Let's look at the life cycle of an "Average Book" (circa 1900 - 2004, I'm not going to pretend to know anything about the 19th century). For our example, this will be a book you read once and like enough to give away but not enough to hold on to.

Step One:
Against all odds, the pressing obligations and superficial interests of life . . . the demands of lovers and guilt-trips of spouses and parents . . . the business of earning a living and sitting one's arse in a chair for a prolonged period of time ("shutting the door" as Stephen King advises) . . . against the intimidation of the classics, the skepticism of the less hard-working, the threat of addiction and a million other things that distract people from their goals (or give them excuses, depending on your level of sympathy with this process) A MANUSCRIPT IS WRITTEN!

Step Two:
Now, after three revisions and four go get 'ums by friends and family, research begins for an appropriate agent or publisher. Packages go out, packages come back. Go out. Come back. Go out. Come back. Go out. Come back. A few holidays pass and work begins in earnest on Book Two.

Step Three:
Saints be praised, Book One has been accepted for publication.

Step Four:
We'll skip the editorial meetings, sales meetings, proofs going back and forth and go right to the fun part -- printing. The book is printed and arrives on Author's doorstep. Champagne is opened. Mother is proud. Children (if there was time to bear them) are impressed. Life is good. Is it time to give notice at the place of employment yet?

Step Five:
The publisher receives faxed, phoned, or electronic orders for the book. Tons of orders come in. Tons of books are printed. The book costs $20. retail. The publisher sells the book for $10. It costs $3. to produce, plus $1 for marketing, plus $1 to finance all the books that the publisher currently publishes that don't sell at all and are financed by the more successful books (or that sell really well at such a discount they don't make any money, so their "success" is financed by less-popular but better margined titles). So, let's say there is $5 left over to make the publisher money. And, the author hopes to get a bit of that.

Step Six:
The books ship out in smart-looking trucks to their retail destinations. Mother looks for it on the shelf in Miami Beach and the Author's college roommate asks for it in San Diego. Meanwhile, new copies start showing up on Amazon for $4.

Step Seven:
The Author does a few book signings, appears on the radio, and waits for the first sales report. The bookstores leave the books on the shelf, spine out, next to the other 20,000 or so new titles published every year.

Step Eight:
The economy is going south, the bookstore has a slow month and now has an invoice for the books ordered for the holidays due to the wholesalers. It doesn't want to pay said bill, so it has bookstore staff comb the shelves (or pull up on the computer) all books that have been "sitting around" for, how could they?, three months. Our dear Author's book is in that category, so all copies at the chain get pulled from the shelf and back they go to the wholesaler, then the distributor, then the publisher.

Step Nine:
They are returned. They are resold. They are returned. They sit. The copyright date gets older. The bookstores will not order copyright dates older than two years. The publisher turns to the "next new thing." The Author's mother complains that none of her friends in Arizona can find the book in bookstores. The Author furiously finishes Book Two.

Step Ten:
Time passes. Book One may break even, or be a loss. It might even, yes it's true I've seen it happen, be a bestseller but make no profit for Author, Publisher or store owner.

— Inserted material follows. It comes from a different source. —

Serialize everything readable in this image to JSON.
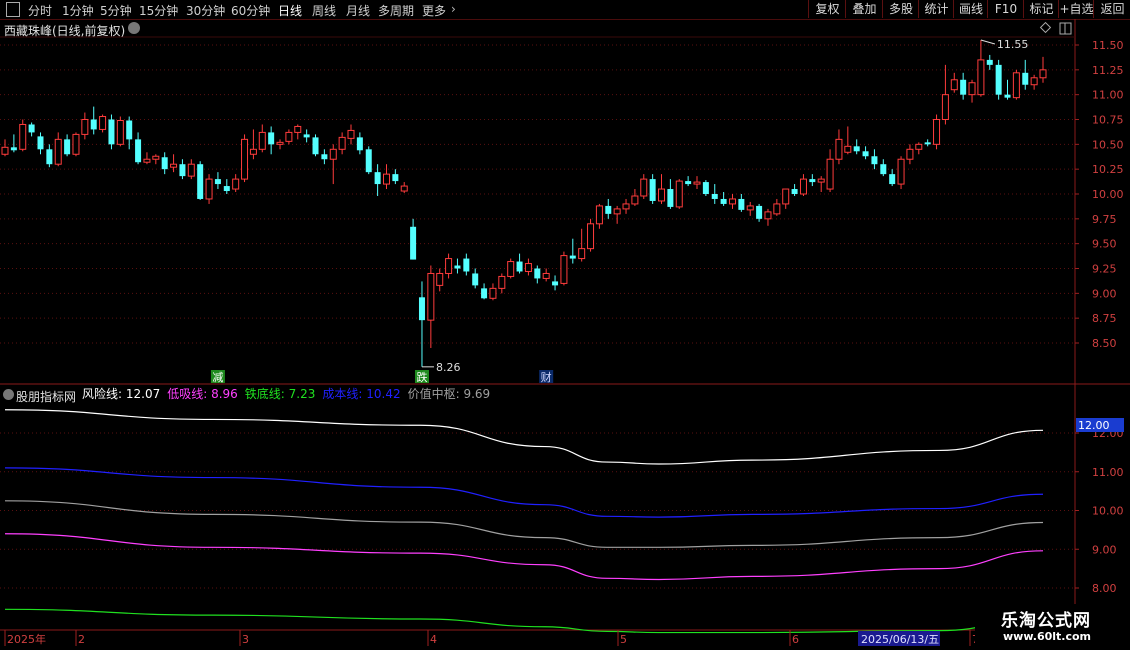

This, dear reader, is why the face of publishing is eager to change, Insisting on change and ready for all the new opportunities technology can bring its way.

Stephen King, in "On Writing" states "If you want to be a writer, you must do two things above all others: read a lot and write a lot." He's right, of course, who am I to argue with Stephen King? But to be a successful publisher . . . well, that's a bit trickier!